Body mass index and C-reactive protein levels did not affect blood levels of either drug, and the researchers found no differences in pharmacokinetics in subgroups of patients who had only two blood draws, subtherapeutic drug levels, or consistently absent drug levels, Dr. Seow said. Three patients had detectable antibodies during pregnancy, all of whom had a stable clinical course, she said. “The antibody levels appeared to decrease as the pregnancy progressed, and then appeared to increase again after delivery.” A third of infliximab patients and nearly half of adalimumab patients were receiving combination treatments for IBD, and their anti-TNF blood levels resembled those of patients on monotherapy, she also noted.
The researchers did not test cord blood or blood sample from the newborns, but based on past evidence, fetal anti-TNF exposure has implications for current live vaccination recommendations in infants, Dr.
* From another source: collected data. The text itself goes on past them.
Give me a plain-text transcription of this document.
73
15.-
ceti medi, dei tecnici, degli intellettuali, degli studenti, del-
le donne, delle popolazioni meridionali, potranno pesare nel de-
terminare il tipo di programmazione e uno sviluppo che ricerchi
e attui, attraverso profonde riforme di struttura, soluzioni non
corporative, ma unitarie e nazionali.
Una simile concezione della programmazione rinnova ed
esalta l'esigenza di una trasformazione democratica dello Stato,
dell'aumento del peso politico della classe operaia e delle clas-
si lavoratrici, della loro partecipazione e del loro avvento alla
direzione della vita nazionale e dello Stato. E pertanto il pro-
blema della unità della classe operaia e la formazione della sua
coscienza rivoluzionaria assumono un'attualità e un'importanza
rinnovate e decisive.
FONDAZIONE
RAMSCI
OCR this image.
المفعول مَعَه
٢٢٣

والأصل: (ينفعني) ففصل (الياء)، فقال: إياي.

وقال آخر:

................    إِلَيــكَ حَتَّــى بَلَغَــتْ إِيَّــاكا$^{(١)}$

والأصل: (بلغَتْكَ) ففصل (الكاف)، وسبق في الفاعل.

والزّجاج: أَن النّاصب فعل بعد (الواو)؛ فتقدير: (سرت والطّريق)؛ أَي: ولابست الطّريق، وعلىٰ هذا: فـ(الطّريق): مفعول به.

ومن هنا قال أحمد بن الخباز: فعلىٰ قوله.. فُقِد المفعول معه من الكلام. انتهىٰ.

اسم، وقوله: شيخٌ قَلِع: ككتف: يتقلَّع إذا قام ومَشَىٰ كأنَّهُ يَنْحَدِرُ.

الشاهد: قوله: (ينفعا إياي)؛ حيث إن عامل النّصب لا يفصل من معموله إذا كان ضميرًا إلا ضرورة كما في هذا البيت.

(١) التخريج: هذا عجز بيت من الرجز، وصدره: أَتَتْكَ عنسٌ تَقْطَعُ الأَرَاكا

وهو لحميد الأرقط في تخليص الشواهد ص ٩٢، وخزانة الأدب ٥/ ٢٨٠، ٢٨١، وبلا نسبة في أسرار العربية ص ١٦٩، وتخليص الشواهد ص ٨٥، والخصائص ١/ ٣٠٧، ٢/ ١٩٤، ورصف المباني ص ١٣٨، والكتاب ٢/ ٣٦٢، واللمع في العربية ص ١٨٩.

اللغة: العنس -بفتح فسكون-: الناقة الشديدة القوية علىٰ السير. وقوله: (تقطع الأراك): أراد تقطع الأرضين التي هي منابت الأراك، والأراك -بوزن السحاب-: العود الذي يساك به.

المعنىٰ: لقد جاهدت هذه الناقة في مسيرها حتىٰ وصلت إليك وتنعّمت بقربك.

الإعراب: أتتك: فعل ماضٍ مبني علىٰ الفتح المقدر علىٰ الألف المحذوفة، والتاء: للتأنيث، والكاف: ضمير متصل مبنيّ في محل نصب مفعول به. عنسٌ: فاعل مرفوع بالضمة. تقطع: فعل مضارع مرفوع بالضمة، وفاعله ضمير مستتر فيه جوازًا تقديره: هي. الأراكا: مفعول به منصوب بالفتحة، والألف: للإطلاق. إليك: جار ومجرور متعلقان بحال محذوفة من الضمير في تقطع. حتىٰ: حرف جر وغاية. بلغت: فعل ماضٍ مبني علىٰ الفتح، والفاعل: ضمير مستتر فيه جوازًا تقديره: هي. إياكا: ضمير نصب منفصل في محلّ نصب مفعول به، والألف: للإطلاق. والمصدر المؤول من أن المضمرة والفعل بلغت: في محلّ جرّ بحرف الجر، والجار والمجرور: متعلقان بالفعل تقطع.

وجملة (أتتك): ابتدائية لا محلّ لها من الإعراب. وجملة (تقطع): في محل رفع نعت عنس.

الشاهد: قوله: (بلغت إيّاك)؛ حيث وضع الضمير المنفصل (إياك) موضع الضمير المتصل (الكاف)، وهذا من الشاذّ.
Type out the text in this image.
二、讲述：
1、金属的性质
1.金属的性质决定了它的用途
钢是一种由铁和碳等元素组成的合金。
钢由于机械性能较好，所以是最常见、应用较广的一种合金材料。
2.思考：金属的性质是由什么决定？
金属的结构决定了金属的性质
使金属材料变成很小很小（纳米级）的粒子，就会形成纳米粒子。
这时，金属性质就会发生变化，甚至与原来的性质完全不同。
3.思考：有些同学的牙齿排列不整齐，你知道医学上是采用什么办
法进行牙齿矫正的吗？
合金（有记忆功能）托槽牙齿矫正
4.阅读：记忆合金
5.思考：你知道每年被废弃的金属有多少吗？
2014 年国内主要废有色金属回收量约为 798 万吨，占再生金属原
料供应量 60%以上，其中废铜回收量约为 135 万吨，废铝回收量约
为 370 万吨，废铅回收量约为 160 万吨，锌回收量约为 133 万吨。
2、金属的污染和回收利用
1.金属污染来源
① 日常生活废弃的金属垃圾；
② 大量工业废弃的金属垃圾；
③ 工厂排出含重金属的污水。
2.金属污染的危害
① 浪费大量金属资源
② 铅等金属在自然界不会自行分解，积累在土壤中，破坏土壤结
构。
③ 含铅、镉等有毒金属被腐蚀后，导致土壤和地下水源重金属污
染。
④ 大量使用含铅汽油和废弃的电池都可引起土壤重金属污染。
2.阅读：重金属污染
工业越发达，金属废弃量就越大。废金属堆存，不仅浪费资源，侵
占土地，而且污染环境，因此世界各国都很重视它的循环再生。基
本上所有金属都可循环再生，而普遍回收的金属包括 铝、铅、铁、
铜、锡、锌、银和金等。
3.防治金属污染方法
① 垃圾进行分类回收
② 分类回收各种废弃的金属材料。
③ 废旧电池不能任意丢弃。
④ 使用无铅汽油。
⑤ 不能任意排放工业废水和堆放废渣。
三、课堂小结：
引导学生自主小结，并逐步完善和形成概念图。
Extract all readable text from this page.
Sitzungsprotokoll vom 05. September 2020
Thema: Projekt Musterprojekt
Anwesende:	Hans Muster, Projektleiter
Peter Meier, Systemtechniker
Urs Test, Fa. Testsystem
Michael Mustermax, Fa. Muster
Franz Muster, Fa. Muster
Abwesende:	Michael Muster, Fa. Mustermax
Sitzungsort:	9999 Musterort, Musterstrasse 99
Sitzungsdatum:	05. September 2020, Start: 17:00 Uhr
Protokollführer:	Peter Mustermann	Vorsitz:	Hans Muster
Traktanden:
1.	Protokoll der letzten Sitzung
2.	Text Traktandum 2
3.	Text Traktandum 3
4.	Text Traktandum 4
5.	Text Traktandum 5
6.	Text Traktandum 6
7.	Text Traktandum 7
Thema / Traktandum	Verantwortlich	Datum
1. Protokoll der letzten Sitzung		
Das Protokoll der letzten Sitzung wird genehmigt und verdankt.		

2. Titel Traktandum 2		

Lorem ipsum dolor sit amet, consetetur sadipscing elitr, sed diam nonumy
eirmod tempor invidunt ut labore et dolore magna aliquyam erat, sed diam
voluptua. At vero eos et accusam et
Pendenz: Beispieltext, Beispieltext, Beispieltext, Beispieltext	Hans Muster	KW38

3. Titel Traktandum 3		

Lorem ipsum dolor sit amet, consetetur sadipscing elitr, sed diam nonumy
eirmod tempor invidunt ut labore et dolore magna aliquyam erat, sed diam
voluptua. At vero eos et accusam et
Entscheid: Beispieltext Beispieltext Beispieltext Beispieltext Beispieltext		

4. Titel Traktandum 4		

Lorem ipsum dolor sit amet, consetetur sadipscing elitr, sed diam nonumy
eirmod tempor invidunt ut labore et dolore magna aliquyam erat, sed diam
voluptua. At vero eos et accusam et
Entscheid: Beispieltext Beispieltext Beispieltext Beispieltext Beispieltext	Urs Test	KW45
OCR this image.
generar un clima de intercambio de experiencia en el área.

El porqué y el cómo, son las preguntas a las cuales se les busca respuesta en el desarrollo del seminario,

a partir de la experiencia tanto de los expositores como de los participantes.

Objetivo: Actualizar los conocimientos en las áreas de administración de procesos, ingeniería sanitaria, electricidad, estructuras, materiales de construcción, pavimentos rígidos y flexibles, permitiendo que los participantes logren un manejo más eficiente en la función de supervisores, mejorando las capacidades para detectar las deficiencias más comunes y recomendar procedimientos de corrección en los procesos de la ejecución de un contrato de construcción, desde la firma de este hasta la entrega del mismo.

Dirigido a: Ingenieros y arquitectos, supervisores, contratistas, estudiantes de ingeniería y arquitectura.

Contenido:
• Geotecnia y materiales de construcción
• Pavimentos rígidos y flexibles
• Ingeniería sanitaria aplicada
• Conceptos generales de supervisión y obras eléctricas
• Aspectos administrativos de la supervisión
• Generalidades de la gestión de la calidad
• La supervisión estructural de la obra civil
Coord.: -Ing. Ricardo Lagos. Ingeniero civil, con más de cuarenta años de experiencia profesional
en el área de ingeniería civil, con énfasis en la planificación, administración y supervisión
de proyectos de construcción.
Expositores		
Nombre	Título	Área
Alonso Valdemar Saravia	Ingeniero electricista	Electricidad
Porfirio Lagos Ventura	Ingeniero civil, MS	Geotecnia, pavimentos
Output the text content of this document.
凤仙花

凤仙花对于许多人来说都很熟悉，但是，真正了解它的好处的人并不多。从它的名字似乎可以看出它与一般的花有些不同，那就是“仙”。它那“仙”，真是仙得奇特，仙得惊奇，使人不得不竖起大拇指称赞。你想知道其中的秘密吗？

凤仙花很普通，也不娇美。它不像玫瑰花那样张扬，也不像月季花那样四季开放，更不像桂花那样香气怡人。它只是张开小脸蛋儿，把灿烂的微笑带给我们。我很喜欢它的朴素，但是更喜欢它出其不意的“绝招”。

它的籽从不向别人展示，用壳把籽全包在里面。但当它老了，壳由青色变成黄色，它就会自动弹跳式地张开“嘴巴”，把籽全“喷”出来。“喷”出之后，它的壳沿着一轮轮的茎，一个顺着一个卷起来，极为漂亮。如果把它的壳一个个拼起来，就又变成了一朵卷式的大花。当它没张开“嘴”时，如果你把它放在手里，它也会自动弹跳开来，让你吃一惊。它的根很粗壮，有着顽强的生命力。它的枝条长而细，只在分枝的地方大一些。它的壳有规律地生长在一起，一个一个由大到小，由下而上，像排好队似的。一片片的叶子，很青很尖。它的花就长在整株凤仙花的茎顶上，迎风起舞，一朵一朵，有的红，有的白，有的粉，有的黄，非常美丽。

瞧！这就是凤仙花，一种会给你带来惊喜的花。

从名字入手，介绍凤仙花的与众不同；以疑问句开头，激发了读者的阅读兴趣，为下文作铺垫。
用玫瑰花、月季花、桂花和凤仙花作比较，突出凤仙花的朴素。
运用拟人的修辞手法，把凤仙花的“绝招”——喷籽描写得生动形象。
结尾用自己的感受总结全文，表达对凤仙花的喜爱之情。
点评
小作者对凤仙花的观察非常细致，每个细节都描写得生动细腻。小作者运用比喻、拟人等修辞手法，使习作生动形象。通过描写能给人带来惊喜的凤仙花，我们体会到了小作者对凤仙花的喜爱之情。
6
Seow emphasized. “The long-term consequences of anti-TNF exposure remain unknown,” she concluded.
Dr. Seow disclosed ties with Janssen, AbbVie, Takeda, Shire, and Actavis.
AT DDW® 2016
Key clinical point: Blood levels of infliximab rose during pregnancy, while adalimumab levels remained stable, even after researchers accounted for changes in albumin, body mass index, and C-reactive protein levels.
Major finding: Median infliximab concentrations rose from 8.5 mcg/mL in the first trimester to a peak of 21 mcg/mL during the middle of the third trimester (P = .04). Median adalimumab levels ranged between 8.6 and 12.2 mcg/mL during pregnancy.
Data source: A prospective study of 25 pregnant women with ulcerative colitis or Crohn’s disease.
Disclosures: Dr. Seow disclosed ties with Janssen, AbbVie, Takeda, Shire, and Actavis.